Pedagogical Change and Institutional Transformation: Simultaneous Reform in Community Colleges
Johanna Duponte,  Bristol Community College

 

This study examines how pedagogical innovations emerge at multiple levels, interact and affect the institution as a whole. This collective case study research examines pedagogical change at community colleges, a sector of higher education that enrolls the largest number and most diverse group of post secondary students. This session will demonstrate the importance of college-wide professional development programs, which emerged as important mechanisms for linking innovations and providing sensemaking opportunities for organizational members. Learn how shared values of learning and evidence can serve to unite faculty and administrators to work collaboratively toward the enhancement of student learning.

 

Sharing Experience, Knowledge and Learning Tips!

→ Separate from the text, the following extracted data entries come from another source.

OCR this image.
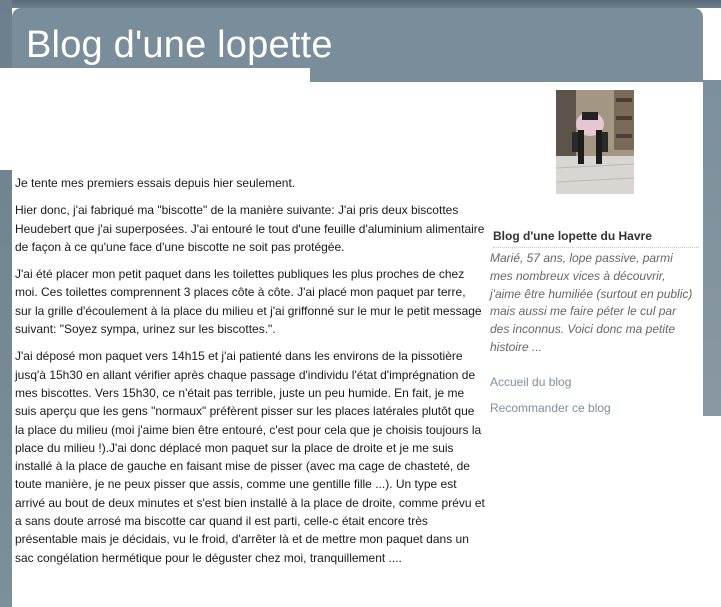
Blog d'une lopette

Je tente mes premiers essais depuis hier seulement.

Hier donc, j'ai fabriqué ma "biscotte" de la manière suivante: J'ai pris deux biscottes Heudebert que j'ai superposées. J'ai entouré le tout d'une feuille d'aluminium alimentaire de façon à ce qu'une face d'une biscotte ne soit pas protégée.

J'ai été placer mon petit paquet dans les toilettes publiques les plus proches de chez moi. Ces toilettes comprennent 3 places côte à côte. J'ai placé mon paquet par terre, sur la grille d'écoulement à la place du milieu et j'ai griffonné sur le mur le petit message suivant: "Soyez sympa, urinez sur les biscottes.".

J'ai déposé mon paquet vers 14h15 et j'ai patienté dans les environs de la pissotière jusq'à 15h30 en allant vérifier après chaque passage d'individu l'état d'imprégnation de mes biscottes. Vers 15h30, ce n'était pas terrible, juste un peu humide. En fait, je me suis aperçu que les gens "normaux" préfèrent pisser sur les places latérales plutôt que la place du milieu (moi j'aime bien être entouré, c'est pour cela que je choisis toujours la place du milieu !).J'ai donc déplacé mon paquet sur la place de droite et je me suis installé à la place de gauche en faisant mise de pisser (avec ma cage de chasteté, de toute manière, je ne peux pisser que assis, comme une gentille fille ...). Un type est arrivé au bout de deux minutes et s'est bien installé à la place de droite, comme prévu et a sans doute arrosé ma biscotte car quand il est parti, celle-c était encore très présentable mais je décidais, vu le froid, d'arrêter là et de mettre mon paquet dans un sac congélation hermétique pour le déguster chez moi, tranquillement ....

Blog d'une lopette du Havre
Marié, 57 ans, lope passive, parmi mes nombreux vices à découvrir, j'aime être humiliée (surtout en public) mais aussi me faire péter le cul par des inconnus. Voici donc ma petite histoire ...
Accueil du blog
Recommander ce blog
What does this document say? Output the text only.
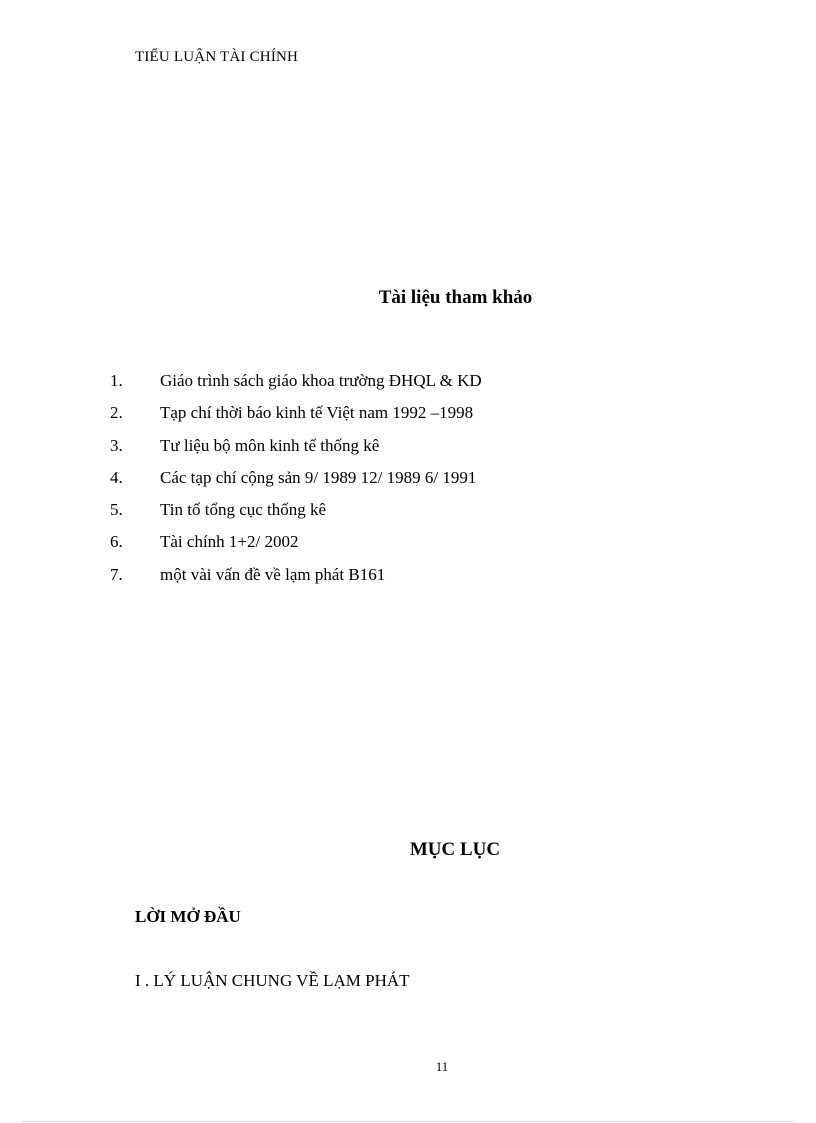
TIỂU LUẬN TÀI CHÍNH
Tài liệu tham khảo
1. Giáo trình sách giáo khoa trường ĐHQL & KD
2. Tạp chí thời báo kinh tế Việt nam 1992 –1998
3. Tư liệu bộ môn kinh tế thống kê
4. Các tạp chí cộng sản 9/ 1989 12/ 1989 6/ 1991
5. Tin tố tổng cục thống kê
6. Tài chính 1+2/ 2002
7. một vài vấn đề về lạm phát B161
MỤC LỤC
LỜI MỞ ĐẦU
I . LÝ LUẬN CHUNG VỀ LẠM PHÁT
11
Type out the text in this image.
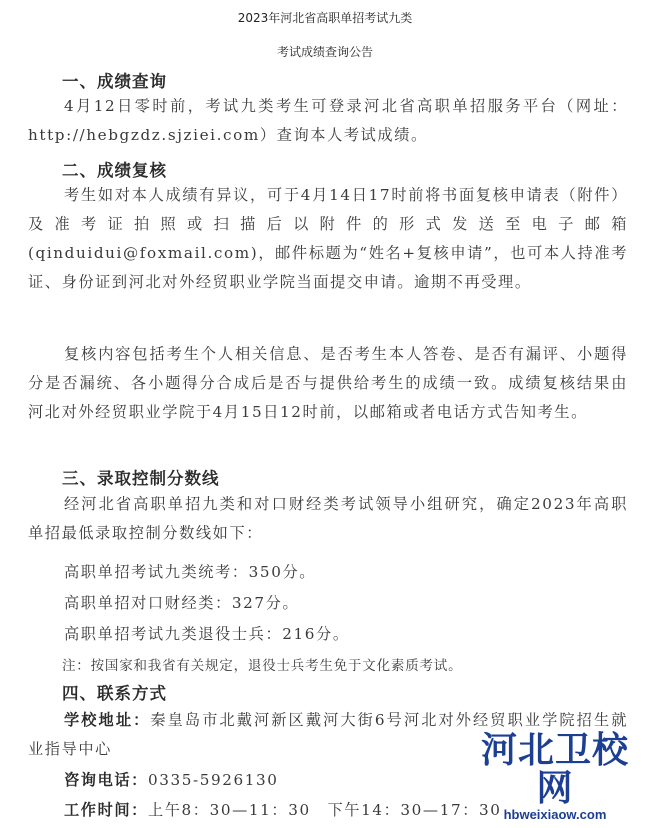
2023年河北省高职单招考试九类
考试成绩查询公告
一、成绩查询

4月12日零时前，考试九类考生可登录河北省高职单招服务平台（网址：http://hebgzdz.sjziei.com）查询本人考试成绩。

二、成绩复核

考生如对本人成绩有异议，可于4月14日17时前将书面复核申请表（附件）及准考证拍照或扫描后以附件的形式发送至电子邮箱(qinduidui@foxmail.com)，邮件标题为“姓名+复核申请”，也可本人持准考证、身份证到河北对外经贸职业学院当面提交申请。逾期不再受理。

复核内容包括考生个人相关信息、是否考生本人答卷、是否有漏评、小题得分是否漏统、各小题得分合成后是否与提供给考生的成绩一致。成绩复核结果由河北对外经贸职业学院于4月15日12时前，以邮箱或者电话方式告知考生。

三、录取控制分数线

经河北省高职单招九类和对口财经类考试领导小组研究，确定2023年高职单招最低录取控制分数线如下：

高职单招考试九类统考：350分。
高职单招对口财经类：327分。
高职单招考试九类退役士兵：216分。
注：按国家和我省有关规定，退役士兵考生免于文化素质考试。
四、联系方式

学校地址：秦皇岛市北戴河新区戴河大街6号河北对外经贸职业学院招生就业指导中心

咨询电话：0335-5926130
工作时间：上午8：30—11：30　下午14：30—17：30
河北卫校网
hbweixiaow.com
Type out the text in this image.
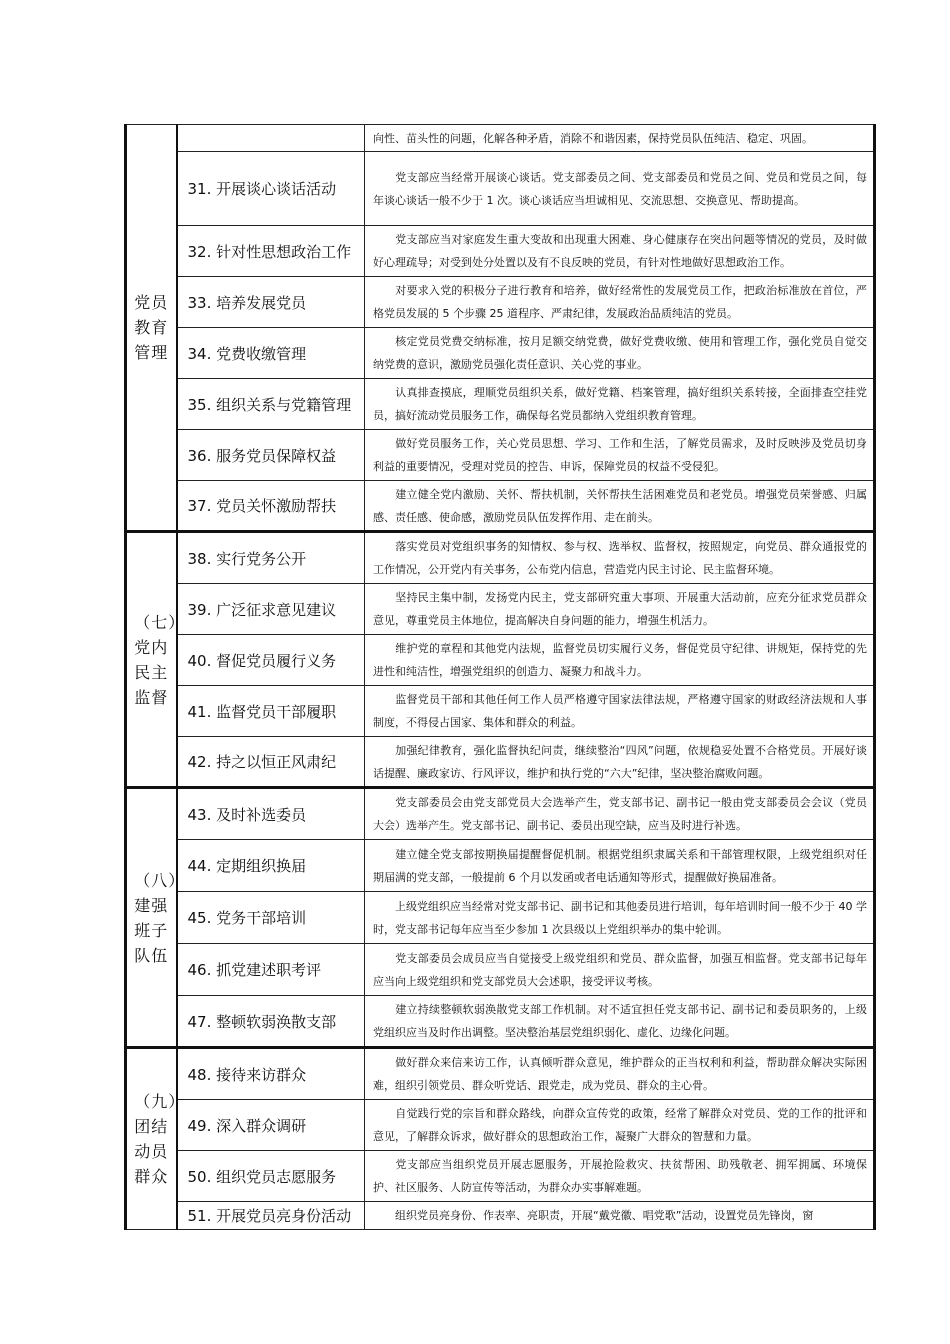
党员教育管理		向性、苗头性的问题，化解各种矛盾，消除不和谐因素，保持党员队伍纯洁、稳定、巩固。
	31. 开展谈心谈话活动	党支部应当经常开展谈心谈话。党支部委员之间、党支部委员和党员之间、党员和党员之间，每年谈心谈话一般不少于 1 次。谈心谈话应当坦诚相见、交流思想、交换意见、帮助提高。
	32. 针对性思想政治工作	党支部应当对家庭发生重大变故和出现重大困难、身心健康存在突出问题等情况的党员，及时做好心理疏导；对受到处分处置以及有不良反映的党员，有针对性地做好思想政治工作。
	33. 培养发展党员	对要求入党的积极分子进行教育和培养，做好经常性的发展党员工作，把政治标准放在首位，严格党员发展的 5 个步骤 25 道程序、严肃纪律，发展政治品质纯洁的党员。
	34. 党费收缴管理	核定党员党费交纳标准，按月足额交纳党费，做好党费收缴、使用和管理工作，强化党员自觉交纳党费的意识，激励党员强化责任意识、关心党的事业。
	35. 组织关系与党籍管理	认真排查摸底，理顺党员组织关系，做好党籍、档案管理，搞好组织关系转接，全面排查空挂党员，搞好流动党员服务工作，确保每名党员都纳入党组织教育管理。
	36. 服务党员保障权益	做好党员服务工作，关心党员思想、学习、工作和生活，了解党员需求，及时反映涉及党员切身利益的重要情况，受理对党员的控告、申诉，保障党员的权益不受侵犯。
	37. 党员关怀激励帮扶	建立健全党内激励、关怀、帮扶机制，关怀帮扶生活困难党员和老党员。增强党员荣誉感、归属感、责任感、使命感，激励党员队伍发挥作用、走在前头。
（七）党内民主监督	38. 实行党务公开	落实党员对党组织事务的知情权、参与权、选举权、监督权，按照规定，向党员、群众通报党的工作情况，公开党内有关事务，公布党内信息，营造党内民主讨论、民主监督环境。
	39. 广泛征求意见建议	坚持民主集中制，发扬党内民主，党支部研究重大事项、开展重大活动前，应充分征求党员群众意见，尊重党员主体地位，提高解决自身问题的能力，增强生机活力。
	40. 督促党员履行义务	维护党的章程和其他党内法规，监督党员切实履行义务，督促党员守纪律、讲规矩，保持党的先进性和纯洁性，增强党组织的创造力、凝聚力和战斗力。
	41. 监督党员干部履职	监督党员干部和其他任何工作人员严格遵守国家法律法规，严格遵守国家的财政经济法规和人事制度，不得侵占国家、集体和群众的利益。
	42. 持之以恒正风肃纪	加强纪律教育，强化监督执纪问责，继续整治“四风”问题，依规稳妥处置不合格党员。开展好谈话提醒、廉政家访、行风评议，维护和执行党的“六大”纪律，坚决整治腐败问题。
（八）建强班子队伍	43. 及时补选委员	党支部委员会由党支部党员大会选举产生，党支部书记、副书记一般由党支部委员会会议（党员大会）选举产生。党支部书记、副书记、委员出现空缺，应当及时进行补选。
	44. 定期组织换届	建立健全党支部按期换届提醒督促机制。根据党组织隶属关系和干部管理权限，上级党组织对任期届满的党支部，一般提前 6 个月以发函或者电话通知等形式，提醒做好换届准备。
	45. 党务干部培训	上级党组织应当经常对党支部书记、副书记和其他委员进行培训，每年培训时间一般不少于 40 学时，党支部书记每年应当至少参加 1 次县级以上党组织举办的集中轮训。
	46. 抓党建述职考评	党支部委员会成员应当自觉接受上级党组织和党员、群众监督，加强互相监督。党支部书记每年应当向上级党组织和党支部党员大会述职，接受评议考核。
	47. 整顿软弱涣散支部	建立持续整顿软弱涣散党支部工作机制。对不适宜担任党支部书记、副书记和委员职务的，上级党组织应当及时作出调整。坚决整治基层党组织弱化、虚化、边缘化问题。
（九）团结动员群众	48. 接待来访群众	做好群众来信来访工作，认真倾听群众意见，维护群众的正当权利和利益，帮助群众解决实际困难，组织引领党员、群众听党话、跟党走，成为党员、群众的主心骨。
	49. 深入群众调研	自觉践行党的宗旨和群众路线，向群众宣传党的政策，经常了解群众对党员、党的工作的批评和意见，了解群众诉求，做好群众的思想政治工作，凝聚广大群众的智慧和力量。
	50. 组织党员志愿服务	党支部应当组织党员开展志愿服务，开展抢险救灾、扶贫帮困、助残敬老、拥军拥属、环境保护、社区服务、人防宣传等活动，为群众办实事解难题。
	51. 开展党员亮身份活动	组织党员亮身份、作表率、亮职责，开展“戴党徽、唱党歌”活动，设置党员先锋岗，窗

Bill Searle and Edwina Trentham, Asnuntuck Community College

 

In the next 5 - 8 years a huge number of Baby Boom Generation faculty will retire.  With them will go an unprecedented amount of knowledge about teaching and learning.  We cannot afford to let that knowledge just walk away.  This session will engage participants in three different programs that are easy to run, cheap, FUN, and provide maximum opportunities for these senior faculty to share their knowledge.  Participants will experience each activity briefly in a small group, and we will then discuss questions and implementation issues.  Maximum participation with a minimum of lecturing!

 
          

Teaching Tips            
2:30 – 3:30

Crafting Research Assignments that Maximize Critical Thinking Across the Disciplines

Tami Devine Fagan, Kristine Barnett, and Jessyka Scoppetta, Saint Joseph College

 

The research paper is an integral component of most college course work, and yet many instructors have little training in developing assignment criteria that yield evidence of critical thinking, responsible scholarship, and student investment.  As there is a proven relationship between the merit of students’ written work and the quality of the assessment design, this presentation will provide practical techniques for faculty across the disciplines who seek to craft research assignments that maximize critical thinking.  Participants will come away from the session with practical tips, suggestions, and sample research assignments to use in their classrooms.

 

Learning About Learning:Backing Up  In Order To Move Forward
Sandra McElroy Pine Manor College

 

Have your students lost (or never had) a love for reading?  Using the many genres of Children's Literature may inspire your college students to once again appreciate print, a turn of phrase, sentence structure, and the pictures that words create. A course studying picture books may empower your reluctant readers to safely re-visit skills they had not mastered, forgotten, never learned, or wished that they had known.  Participants will be provided examples of books that inspire, remediate and teach students to once again love reading.